Behind the scenes, modelporter:

  1. Locates the latest trained model in Vertex AI
  2. Updates the Cloud Run service with our prediction container
  3. Configures environment variables to point to the model in GCS
Waiting for operation to complete...
Cloud Run service updated. URL: https://nfl-touchdown-<>.a.run.app

gcp cr cloudrun revisions

Once this has finished, if we browse to the Cloud Run service in the web console, and look at the Revisions, we can see a new revision taking 100% of the traffic.

# Key environment variables set during deployment
env = [
    {"name": "AIP_STORAGE_URI", "value": model.uri},
    {"name": "AIP_PREDICT_ROUTE", "value": "/predict"},
    {"name": "PROJECT_ID", "value": project_id}
]

Testing the Deployment

You can verify the deployment first getting an identity token to authenticate to the Cloud Run API:

# Get an identity token to pass as a bearer
gcloud auth print-identity-token

I like to use Thunder Client (The VSCode extension to test constructing API calls).

gcp cr cloudrun predict thunder client

Thunder Client can also help you generate the programmatic calls in many languages.

# Make a prediction
curl -X POST \
  'https://nfl-touchdown-<project-id>.<region>.run.app/predict' \
  --header 'Accept: */*' \
  --header 'User-Agent: Thunder Client (https://www.thunderclient.com)' \
  --header 'Authorization: Bearer <identity-token>' \
  --header 'Content-Type: application/json' \
  --data-raw '{"instances":[[23.0, 150.0, 1.0, 20.0]]}'

Inspecting the Google Cloud Logs Explorer we can see the service was started and called successfully, confirming the response we got in Thunder Client was indeed returned from the Cloud Run service.

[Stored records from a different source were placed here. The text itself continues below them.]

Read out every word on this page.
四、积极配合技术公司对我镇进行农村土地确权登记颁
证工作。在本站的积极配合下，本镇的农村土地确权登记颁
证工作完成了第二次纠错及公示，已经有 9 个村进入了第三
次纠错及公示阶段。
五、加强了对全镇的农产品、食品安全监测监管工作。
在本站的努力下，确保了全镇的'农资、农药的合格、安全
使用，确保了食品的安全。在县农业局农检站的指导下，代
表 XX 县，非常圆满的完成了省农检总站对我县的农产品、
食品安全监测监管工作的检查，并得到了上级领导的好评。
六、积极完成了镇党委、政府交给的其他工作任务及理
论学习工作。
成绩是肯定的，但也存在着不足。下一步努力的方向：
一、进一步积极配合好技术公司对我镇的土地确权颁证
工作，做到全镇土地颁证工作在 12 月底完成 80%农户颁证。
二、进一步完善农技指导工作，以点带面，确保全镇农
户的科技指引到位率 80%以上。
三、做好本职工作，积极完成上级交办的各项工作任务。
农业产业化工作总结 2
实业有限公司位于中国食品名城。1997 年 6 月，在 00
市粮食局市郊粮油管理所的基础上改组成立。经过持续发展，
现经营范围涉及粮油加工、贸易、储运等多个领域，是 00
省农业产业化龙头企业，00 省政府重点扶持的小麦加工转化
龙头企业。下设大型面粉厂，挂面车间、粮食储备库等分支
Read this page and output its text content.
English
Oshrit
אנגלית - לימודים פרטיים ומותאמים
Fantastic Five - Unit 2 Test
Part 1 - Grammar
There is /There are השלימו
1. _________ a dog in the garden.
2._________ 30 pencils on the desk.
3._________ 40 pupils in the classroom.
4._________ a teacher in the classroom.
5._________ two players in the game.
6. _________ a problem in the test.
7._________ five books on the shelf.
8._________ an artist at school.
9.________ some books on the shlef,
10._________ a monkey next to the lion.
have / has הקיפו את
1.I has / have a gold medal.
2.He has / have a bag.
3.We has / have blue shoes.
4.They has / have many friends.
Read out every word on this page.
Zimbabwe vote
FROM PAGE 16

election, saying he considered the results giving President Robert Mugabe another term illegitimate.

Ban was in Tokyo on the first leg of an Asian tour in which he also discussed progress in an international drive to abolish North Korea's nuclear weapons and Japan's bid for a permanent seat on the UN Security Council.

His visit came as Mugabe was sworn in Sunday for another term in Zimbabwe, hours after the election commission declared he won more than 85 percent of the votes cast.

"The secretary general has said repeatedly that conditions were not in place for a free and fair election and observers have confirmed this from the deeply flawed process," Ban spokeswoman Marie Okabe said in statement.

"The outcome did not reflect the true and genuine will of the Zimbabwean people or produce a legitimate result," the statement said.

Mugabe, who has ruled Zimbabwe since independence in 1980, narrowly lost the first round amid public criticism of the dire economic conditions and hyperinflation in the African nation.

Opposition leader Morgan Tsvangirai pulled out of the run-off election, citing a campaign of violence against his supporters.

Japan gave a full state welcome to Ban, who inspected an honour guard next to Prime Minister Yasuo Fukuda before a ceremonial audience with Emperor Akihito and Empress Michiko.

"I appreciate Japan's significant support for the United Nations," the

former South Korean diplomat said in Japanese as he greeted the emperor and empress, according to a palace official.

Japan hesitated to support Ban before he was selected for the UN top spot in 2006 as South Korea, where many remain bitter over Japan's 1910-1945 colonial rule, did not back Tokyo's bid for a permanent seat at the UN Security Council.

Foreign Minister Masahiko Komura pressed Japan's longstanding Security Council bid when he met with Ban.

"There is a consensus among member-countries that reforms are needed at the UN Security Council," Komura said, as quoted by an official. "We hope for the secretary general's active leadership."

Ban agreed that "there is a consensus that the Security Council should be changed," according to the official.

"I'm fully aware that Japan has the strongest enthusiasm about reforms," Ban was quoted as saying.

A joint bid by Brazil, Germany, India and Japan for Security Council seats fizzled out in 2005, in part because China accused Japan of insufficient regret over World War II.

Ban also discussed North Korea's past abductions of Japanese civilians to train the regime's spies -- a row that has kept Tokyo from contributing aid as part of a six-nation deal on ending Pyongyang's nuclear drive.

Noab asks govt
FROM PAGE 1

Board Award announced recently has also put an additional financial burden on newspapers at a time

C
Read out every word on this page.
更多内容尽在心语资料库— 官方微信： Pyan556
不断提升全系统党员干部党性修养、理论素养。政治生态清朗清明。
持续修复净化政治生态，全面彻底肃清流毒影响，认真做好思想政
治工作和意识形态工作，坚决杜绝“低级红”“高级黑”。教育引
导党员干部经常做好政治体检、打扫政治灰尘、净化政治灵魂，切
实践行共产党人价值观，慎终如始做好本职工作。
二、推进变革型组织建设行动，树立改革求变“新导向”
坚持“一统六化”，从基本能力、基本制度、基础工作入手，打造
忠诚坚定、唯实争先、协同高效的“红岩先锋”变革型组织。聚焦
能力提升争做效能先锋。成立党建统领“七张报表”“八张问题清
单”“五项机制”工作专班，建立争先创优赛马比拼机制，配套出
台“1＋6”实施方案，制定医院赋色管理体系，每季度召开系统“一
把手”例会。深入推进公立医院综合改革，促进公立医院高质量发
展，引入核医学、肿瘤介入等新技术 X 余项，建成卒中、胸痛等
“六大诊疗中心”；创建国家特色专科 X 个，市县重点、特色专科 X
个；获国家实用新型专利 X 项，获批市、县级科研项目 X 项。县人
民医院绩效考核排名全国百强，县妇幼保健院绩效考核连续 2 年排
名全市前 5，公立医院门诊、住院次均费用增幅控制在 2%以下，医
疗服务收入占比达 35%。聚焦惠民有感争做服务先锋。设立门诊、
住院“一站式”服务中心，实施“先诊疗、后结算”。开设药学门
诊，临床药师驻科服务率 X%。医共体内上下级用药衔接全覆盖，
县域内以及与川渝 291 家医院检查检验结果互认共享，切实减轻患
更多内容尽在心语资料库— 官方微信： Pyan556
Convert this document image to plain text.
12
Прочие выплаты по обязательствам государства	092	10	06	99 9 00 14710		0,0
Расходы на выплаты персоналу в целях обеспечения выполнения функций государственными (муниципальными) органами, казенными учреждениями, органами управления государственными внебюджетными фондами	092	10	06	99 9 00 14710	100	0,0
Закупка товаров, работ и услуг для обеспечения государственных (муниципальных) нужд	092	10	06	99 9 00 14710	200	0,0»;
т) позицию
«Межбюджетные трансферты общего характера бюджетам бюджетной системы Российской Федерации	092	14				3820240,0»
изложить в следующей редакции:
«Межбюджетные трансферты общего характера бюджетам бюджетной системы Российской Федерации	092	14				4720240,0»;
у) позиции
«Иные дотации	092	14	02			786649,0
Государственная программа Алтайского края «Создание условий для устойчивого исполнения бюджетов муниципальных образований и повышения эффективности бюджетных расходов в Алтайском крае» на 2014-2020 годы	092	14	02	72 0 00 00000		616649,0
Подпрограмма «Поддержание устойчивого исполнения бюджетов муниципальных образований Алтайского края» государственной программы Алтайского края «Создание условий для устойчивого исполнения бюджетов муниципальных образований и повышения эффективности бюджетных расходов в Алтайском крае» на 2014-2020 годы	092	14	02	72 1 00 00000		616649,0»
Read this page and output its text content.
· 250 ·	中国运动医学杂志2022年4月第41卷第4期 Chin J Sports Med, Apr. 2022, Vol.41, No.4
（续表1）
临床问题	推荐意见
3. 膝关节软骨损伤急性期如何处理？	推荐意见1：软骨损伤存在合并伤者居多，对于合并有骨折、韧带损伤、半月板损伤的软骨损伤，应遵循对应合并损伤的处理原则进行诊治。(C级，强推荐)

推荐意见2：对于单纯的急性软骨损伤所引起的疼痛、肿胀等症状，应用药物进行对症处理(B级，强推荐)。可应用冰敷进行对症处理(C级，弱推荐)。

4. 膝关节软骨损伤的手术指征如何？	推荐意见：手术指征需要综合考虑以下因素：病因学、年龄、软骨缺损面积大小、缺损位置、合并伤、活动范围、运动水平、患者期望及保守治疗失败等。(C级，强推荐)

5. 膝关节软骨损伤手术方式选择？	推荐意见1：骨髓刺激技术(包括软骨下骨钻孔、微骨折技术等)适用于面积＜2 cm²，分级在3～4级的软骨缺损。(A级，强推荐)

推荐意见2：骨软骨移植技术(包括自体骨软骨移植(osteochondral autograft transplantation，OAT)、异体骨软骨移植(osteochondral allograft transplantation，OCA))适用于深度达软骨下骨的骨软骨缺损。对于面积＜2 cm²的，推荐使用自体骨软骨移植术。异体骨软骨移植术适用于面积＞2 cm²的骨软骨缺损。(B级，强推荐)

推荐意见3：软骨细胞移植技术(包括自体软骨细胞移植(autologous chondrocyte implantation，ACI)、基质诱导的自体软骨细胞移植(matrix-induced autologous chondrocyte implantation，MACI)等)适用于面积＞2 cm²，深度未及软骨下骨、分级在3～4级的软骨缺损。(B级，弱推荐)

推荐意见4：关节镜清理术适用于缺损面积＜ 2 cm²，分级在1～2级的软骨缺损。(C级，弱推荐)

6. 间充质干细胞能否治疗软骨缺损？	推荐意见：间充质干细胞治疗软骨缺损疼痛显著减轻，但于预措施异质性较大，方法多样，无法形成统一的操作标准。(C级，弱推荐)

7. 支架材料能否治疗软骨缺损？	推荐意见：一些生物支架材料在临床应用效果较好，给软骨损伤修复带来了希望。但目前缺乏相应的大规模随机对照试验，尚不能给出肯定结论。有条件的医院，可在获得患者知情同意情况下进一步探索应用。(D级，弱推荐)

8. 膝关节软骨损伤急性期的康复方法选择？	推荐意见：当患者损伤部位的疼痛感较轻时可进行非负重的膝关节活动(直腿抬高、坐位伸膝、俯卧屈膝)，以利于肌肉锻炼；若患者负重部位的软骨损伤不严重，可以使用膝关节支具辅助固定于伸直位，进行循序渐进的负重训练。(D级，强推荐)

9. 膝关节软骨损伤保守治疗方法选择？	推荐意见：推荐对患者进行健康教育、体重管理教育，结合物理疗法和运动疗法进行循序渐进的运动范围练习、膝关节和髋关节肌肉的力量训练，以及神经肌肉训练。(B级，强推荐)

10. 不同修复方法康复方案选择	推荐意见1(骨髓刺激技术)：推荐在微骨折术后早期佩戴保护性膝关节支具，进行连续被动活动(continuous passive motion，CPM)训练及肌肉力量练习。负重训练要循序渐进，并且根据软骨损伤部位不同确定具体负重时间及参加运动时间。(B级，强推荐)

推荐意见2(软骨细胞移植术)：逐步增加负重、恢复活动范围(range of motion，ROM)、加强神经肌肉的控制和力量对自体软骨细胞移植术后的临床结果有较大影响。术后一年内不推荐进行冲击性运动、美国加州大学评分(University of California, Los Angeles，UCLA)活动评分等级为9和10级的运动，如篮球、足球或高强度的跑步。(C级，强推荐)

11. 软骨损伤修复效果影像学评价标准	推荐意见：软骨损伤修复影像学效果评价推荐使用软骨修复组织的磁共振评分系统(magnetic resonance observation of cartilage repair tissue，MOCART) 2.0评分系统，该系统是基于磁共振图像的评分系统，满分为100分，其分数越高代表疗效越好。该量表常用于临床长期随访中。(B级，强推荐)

gcp cr cloudrun predict thunder client logs

Infrastructure as Code

All base Cloud infrastructure components are managed via Terraform:

  • Cloud Run service configuration
  • IAM permissions
  • BigQuery connections
  • Storage buckets

This ensures consistent deployments across environments and makes it easy to replicate the setup.

terraform init -backend-config="vars/backend-dev.hcl"
Initializing the backend...
Initializing provider plugins...
- Reusing previous version of hashicorp/google from the dependency lock file
- Reusing previous version of hashicorp/random from the dependency lock file
- Using previously-installed hashicorp/google v4.51.0
- Using previously-installed hashicorp/random v3.7.1

Terraform has been successfully initialized!

You may now begin working with Terraform. Try running "terraform plan" to see
any changes that are required for your infrastructure. All Terraform commands
should now work.

If you ever set or change modules or backend configuration for Terraform,
rerun this command to reinitialize your working directory. If you forget, other
commands will detect it and remind you to do so if necessary.

The complete solution demonstrates a production-ready ML serving infrastructure that’s both scalable and maintainable.